AI Model Creates Spatially Aware Digital Humans for VR
- •SARAH system enables real-time, spatially-aware full-body motion for digital humans in virtual reality.
- •Architecture combines causal transformer-based VAEs with flow matching for 300 FPS performance.
- •Adjustable gaze scoring mechanism allows users to control eye contact intensity during live interactions.
Digital humans in virtual reality often feel "robotic" because they fail to react to a user’s physical presence or maintain natural eye contact. A new research project titled SARAH (Spatially Aware Real-time Agentic Humans) addresses this by introducing a fully causal system that generates full-body motion aligned with both speech and spatial context. Unlike previous models that merely sync gestures to audio, SARAH allows an agent to turn toward a user and respond dynamically to their movements in a 3D space.

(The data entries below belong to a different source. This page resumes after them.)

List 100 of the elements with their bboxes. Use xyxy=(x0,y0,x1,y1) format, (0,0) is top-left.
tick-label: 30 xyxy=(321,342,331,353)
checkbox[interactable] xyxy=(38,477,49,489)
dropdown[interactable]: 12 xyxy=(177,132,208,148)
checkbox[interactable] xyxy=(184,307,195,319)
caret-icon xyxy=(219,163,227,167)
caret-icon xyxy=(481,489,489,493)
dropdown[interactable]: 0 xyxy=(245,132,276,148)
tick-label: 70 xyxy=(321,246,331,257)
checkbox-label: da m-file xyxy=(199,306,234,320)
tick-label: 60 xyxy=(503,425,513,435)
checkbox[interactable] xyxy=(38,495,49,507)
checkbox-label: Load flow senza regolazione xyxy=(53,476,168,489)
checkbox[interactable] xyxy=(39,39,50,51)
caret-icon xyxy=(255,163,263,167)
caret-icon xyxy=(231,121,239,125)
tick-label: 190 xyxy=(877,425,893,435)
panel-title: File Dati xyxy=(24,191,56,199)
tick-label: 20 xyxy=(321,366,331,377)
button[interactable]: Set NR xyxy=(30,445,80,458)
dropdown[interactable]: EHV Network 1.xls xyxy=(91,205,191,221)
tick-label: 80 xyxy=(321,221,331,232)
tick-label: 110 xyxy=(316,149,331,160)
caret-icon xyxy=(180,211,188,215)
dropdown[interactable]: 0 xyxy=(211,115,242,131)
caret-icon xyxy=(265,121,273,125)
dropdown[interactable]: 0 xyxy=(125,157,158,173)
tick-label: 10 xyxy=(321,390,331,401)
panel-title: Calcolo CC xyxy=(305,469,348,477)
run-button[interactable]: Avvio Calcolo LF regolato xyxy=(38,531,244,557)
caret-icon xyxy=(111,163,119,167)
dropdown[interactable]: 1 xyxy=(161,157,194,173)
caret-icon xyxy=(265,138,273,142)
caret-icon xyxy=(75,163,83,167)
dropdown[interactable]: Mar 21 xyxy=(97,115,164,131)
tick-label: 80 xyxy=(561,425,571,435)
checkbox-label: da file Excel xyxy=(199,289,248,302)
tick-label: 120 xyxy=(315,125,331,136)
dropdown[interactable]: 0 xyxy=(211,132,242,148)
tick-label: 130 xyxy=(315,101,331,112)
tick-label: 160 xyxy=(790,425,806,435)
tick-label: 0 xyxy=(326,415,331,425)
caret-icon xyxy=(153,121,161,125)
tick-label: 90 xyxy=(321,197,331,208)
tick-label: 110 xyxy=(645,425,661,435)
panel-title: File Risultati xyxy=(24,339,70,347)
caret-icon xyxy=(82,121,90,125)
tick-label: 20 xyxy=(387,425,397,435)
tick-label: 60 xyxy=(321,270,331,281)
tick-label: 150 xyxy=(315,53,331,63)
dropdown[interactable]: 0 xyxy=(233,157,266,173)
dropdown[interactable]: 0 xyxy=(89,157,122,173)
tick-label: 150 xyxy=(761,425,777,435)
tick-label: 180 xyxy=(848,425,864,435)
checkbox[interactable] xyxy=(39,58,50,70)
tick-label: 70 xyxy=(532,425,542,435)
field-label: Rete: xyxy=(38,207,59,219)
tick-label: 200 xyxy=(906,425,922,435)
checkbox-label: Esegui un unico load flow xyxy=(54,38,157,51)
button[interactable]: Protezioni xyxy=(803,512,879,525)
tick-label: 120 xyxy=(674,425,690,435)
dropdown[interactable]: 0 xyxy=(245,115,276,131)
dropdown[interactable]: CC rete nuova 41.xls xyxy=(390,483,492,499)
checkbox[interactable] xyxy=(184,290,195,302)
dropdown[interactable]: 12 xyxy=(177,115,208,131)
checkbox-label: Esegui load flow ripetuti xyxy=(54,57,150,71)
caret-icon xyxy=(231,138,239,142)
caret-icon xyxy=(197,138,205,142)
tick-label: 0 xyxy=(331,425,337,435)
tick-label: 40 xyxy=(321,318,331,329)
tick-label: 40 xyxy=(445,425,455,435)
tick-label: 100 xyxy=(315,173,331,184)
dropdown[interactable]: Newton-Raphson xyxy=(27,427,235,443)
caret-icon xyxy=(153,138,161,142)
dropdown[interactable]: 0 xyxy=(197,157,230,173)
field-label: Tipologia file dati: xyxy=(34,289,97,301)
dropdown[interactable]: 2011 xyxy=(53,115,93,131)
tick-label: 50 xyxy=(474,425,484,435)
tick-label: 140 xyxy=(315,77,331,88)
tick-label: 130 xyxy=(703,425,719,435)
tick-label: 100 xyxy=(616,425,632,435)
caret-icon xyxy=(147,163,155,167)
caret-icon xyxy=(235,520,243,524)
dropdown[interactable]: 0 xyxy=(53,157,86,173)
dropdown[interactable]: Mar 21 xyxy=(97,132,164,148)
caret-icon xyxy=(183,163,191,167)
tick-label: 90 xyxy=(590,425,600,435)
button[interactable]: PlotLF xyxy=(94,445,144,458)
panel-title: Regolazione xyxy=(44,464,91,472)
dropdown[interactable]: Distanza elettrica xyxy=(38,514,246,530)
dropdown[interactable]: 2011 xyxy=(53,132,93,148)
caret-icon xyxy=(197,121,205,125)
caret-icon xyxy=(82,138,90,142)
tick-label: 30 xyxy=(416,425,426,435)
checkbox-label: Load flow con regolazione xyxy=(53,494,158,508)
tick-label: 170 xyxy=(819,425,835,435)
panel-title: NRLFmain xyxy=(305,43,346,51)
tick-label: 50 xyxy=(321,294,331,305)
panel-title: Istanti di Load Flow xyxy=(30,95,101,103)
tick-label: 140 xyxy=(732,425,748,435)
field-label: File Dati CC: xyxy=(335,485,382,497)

The technical backbone of SARAH is a sophisticated mix of a causal transformer-based variational autoencoder (VAE) and a flow matching model. By using "causal" processing—meaning the AI only looks at past and present data to make decisions—the system achieves a staggering 300 frames per second. This high speed is critical for streaming VR headsets where any lag can break immersion or cause motion sickness. This efficiency makes it three times faster than previous non-causal baselines while maintaining high motion quality.

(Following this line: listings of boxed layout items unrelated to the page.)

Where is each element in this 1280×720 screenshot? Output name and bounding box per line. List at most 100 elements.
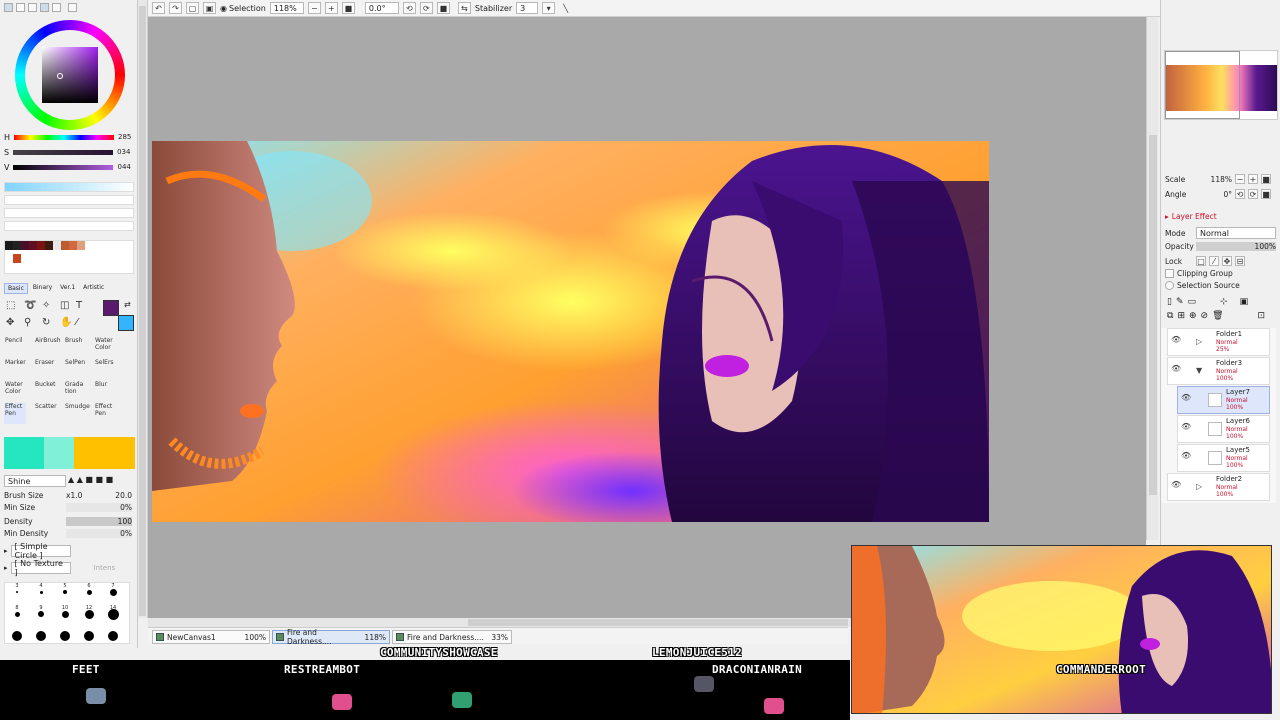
canvas-vertical-scrollbar[interactable] <box>1146 17 1158 540</box>
zoom-in-button[interactable]: + <box>324 2 338 14</box>
lasso-icon[interactable]: ➰ <box>24 300 36 311</box>
tool-1-1[interactable]: Eraser <box>34 359 56 380</box>
flip-button[interactable]: ⇆ <box>457 2 471 14</box>
zoom-in-button[interactable]: + <box>1248 174 1258 184</box>
zoom-reset-button[interactable]: ■ <box>341 2 355 14</box>
invert-selection-button[interactable]: ▣ <box>203 2 216 14</box>
rotate-left-button[interactable]: ⟲ <box>402 2 416 14</box>
canvas-tab-2[interactable]: Fire and Darkness.... 118% <box>272 628 390 646</box>
brush-size-preset[interactable] <box>36 631 46 641</box>
stabilizer-select[interactable]: 3 <box>516 2 539 14</box>
left-panel-scrollbar[interactable] <box>138 0 148 618</box>
layer-item-folder2[interactable]: 👁 ▷ Folder2 Normal 100% <box>1167 473 1270 501</box>
hand-icon[interactable]: ✋ <box>60 317 72 328</box>
rgb-mode-button[interactable] <box>16 3 25 12</box>
brush-size-preset[interactable] <box>60 631 70 641</box>
zoom-out-button[interactable]: − <box>1235 174 1245 184</box>
layer-item-folder3[interactable]: 👁 ▼ Folder3 Normal 100% <box>1167 357 1270 385</box>
selection-source-checkbox[interactable] <box>1165 281 1174 290</box>
navigator-view-rect[interactable] <box>1165 51 1240 119</box>
brush-size-preset[interactable] <box>108 631 118 641</box>
eyedropper-icon[interactable]: ⁄ <box>76 317 78 328</box>
visibility-eye-icon[interactable]: 👁 <box>1181 422 1191 431</box>
stabilizer-dropdown-icon[interactable]: ▾ <box>542 2 556 14</box>
new-layer-icon[interactable]: ▯ <box>1167 297 1172 307</box>
tab-basic[interactable]: Basic <box>4 283 28 294</box>
deselect-button[interactable]: ▢ <box>186 2 199 14</box>
clipping-group-checkbox[interactable] <box>1165 269 1174 278</box>
color-wheel-mode-button[interactable] <box>4 3 13 12</box>
tool-0-2[interactable]: Brush <box>64 337 86 358</box>
visibility-eye-icon[interactable]: 👁 <box>1171 480 1181 489</box>
line-tool-icon[interactable]: ╲ <box>559 2 572 14</box>
pin-icon[interactable]: ⊹ <box>1220 297 1228 307</box>
tool-1-3[interactable]: SelErs <box>94 359 116 380</box>
min-density-value[interactable]: 0% <box>66 529 132 538</box>
canvas-tab-3[interactable]: Fire and Darkness.... 33% <box>392 630 512 644</box>
brush-size-preset[interactable] <box>39 590 43 594</box>
text-tool-icon[interactable]: T <box>76 300 82 311</box>
layer-item-folder1[interactable]: 👁 ▷ Folder1 Normal 25% <box>1167 328 1270 356</box>
tool-3-3[interactable]: Effect Pen <box>94 403 116 424</box>
layer-item-layer5[interactable]: 👁 Layer5 Normal 100% <box>1177 444 1270 472</box>
tool-2-2[interactable]: Grada tion <box>64 381 86 402</box>
brush-shape-select[interactable]: [ Simple Circle ] <box>10 542 71 560</box>
tool-2-3[interactable]: Blur <box>94 381 116 402</box>
rotate-right-button[interactable]: ⟳ <box>419 2 433 14</box>
brush-size-preset[interactable] <box>61 610 69 618</box>
new-folder-icon[interactable]: ▭ <box>1188 297 1197 307</box>
brush-size-preset[interactable] <box>84 631 94 641</box>
layer-menu-icon[interactable]: ▣ <box>1240 297 1249 307</box>
brush-size-preset[interactable] <box>12 631 22 641</box>
layer-item-layer7[interactable]: 👁 Layer7 Normal 100% <box>1177 386 1270 414</box>
tool-1-0[interactable]: Marker <box>4 359 26 380</box>
clear-layer-icon[interactable]: ⊘ <box>1201 311 1209 321</box>
tab-artistic[interactable]: Artistic <box>80 283 107 294</box>
saturation-slider[interactable] <box>13 149 114 155</box>
artwork-canvas[interactable] <box>152 141 989 522</box>
rotate-reset-button[interactable]: ■ <box>1261 189 1271 199</box>
clipping-group-row[interactable]: Clipping Group <box>1165 269 1233 278</box>
min-size-value[interactable]: 0% <box>66 503 132 512</box>
scratch-mode-button[interactable] <box>68 3 77 12</box>
redo-button[interactable]: ↷ <box>169 2 182 14</box>
layer-item-layer6[interactable]: 👁 Layer6 Normal 100% <box>1177 415 1270 443</box>
magic-wand-icon[interactable]: ✧ <box>42 300 50 311</box>
eraser-select-icon[interactable]: ◫ <box>60 300 69 311</box>
tool-3-0[interactable]: Effect Pen <box>4 403 26 424</box>
zoom-out-button[interactable]: − <box>307 2 321 14</box>
rotate-icon[interactable]: ↻ <box>42 317 50 328</box>
move-icon[interactable]: ✥ <box>6 317 14 328</box>
brush-mode-select[interactable]: Shine <box>4 475 66 487</box>
delete-layer-icon[interactable]: 🗑 <box>1212 311 1223 321</box>
canvas-tab-1[interactable]: NewCanvas1 100% <box>152 630 270 644</box>
selection-toggle[interactable]: ◉ Selection <box>220 4 266 13</box>
tool-0-1[interactable]: AirBrush <box>34 337 61 358</box>
brush-size-value[interactable]: 20.0 <box>100 491 132 500</box>
brush-size-preset[interactable] <box>63 590 67 594</box>
tool-0-0[interactable]: Pencil <box>4 337 26 358</box>
tool-2-1[interactable]: Bucket <box>34 381 56 402</box>
rotation-field[interactable]: 0.0° <box>364 2 399 14</box>
zoom-icon[interactable]: ⚲ <box>24 317 31 328</box>
brush-size-preset[interactable] <box>38 611 44 617</box>
new-pen-layer-icon[interactable]: ✎ <box>1176 297 1184 307</box>
folder-expanded-icon[interactable]: ▼ <box>1196 366 1202 375</box>
brush-shape-icons[interactable]: ▲ ▲ ■ ■ ■ <box>68 475 113 487</box>
visibility-eye-icon[interactable]: 👁 <box>1171 364 1181 373</box>
saturation-value-square[interactable] <box>42 47 98 103</box>
navigator-preview[interactable] <box>1164 50 1278 120</box>
selection-source-row[interactable]: Selection Source <box>1165 281 1240 290</box>
tool-1-2[interactable]: SelPen <box>64 359 86 380</box>
value-slider[interactable] <box>13 164 114 170</box>
palette-mode-button[interactable] <box>40 3 49 12</box>
visibility-eye-icon[interactable]: 👁 <box>1181 451 1191 460</box>
secondary-color-swatch[interactable] <box>118 315 134 331</box>
density-value[interactable]: 100 <box>66 517 132 526</box>
add-layer-icon[interactable]: ⊕ <box>1189 311 1197 321</box>
copy-layer-icon[interactable]: ⧉ <box>1167 311 1173 321</box>
tab-ver1[interactable]: Ver.1 <box>57 283 78 294</box>
visibility-eye-icon[interactable]: 👁 <box>1171 335 1181 344</box>
expand-icon[interactable]: ▸ <box>4 564 8 572</box>
layer-effect-toggle[interactable]: ▸ Layer Effect <box>1165 212 1217 221</box>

Perhaps most impressively, the researchers introduced a gaze scoring mechanism with classifier-free guidance. This allows developers to tune how much eye contact an agent maintains without retraining the whole model. Whether a character is meant to be shy or assertive, the AI captures natural spatial alignment from data while giving users precise control over social dynamics during real-time deployment on hardware.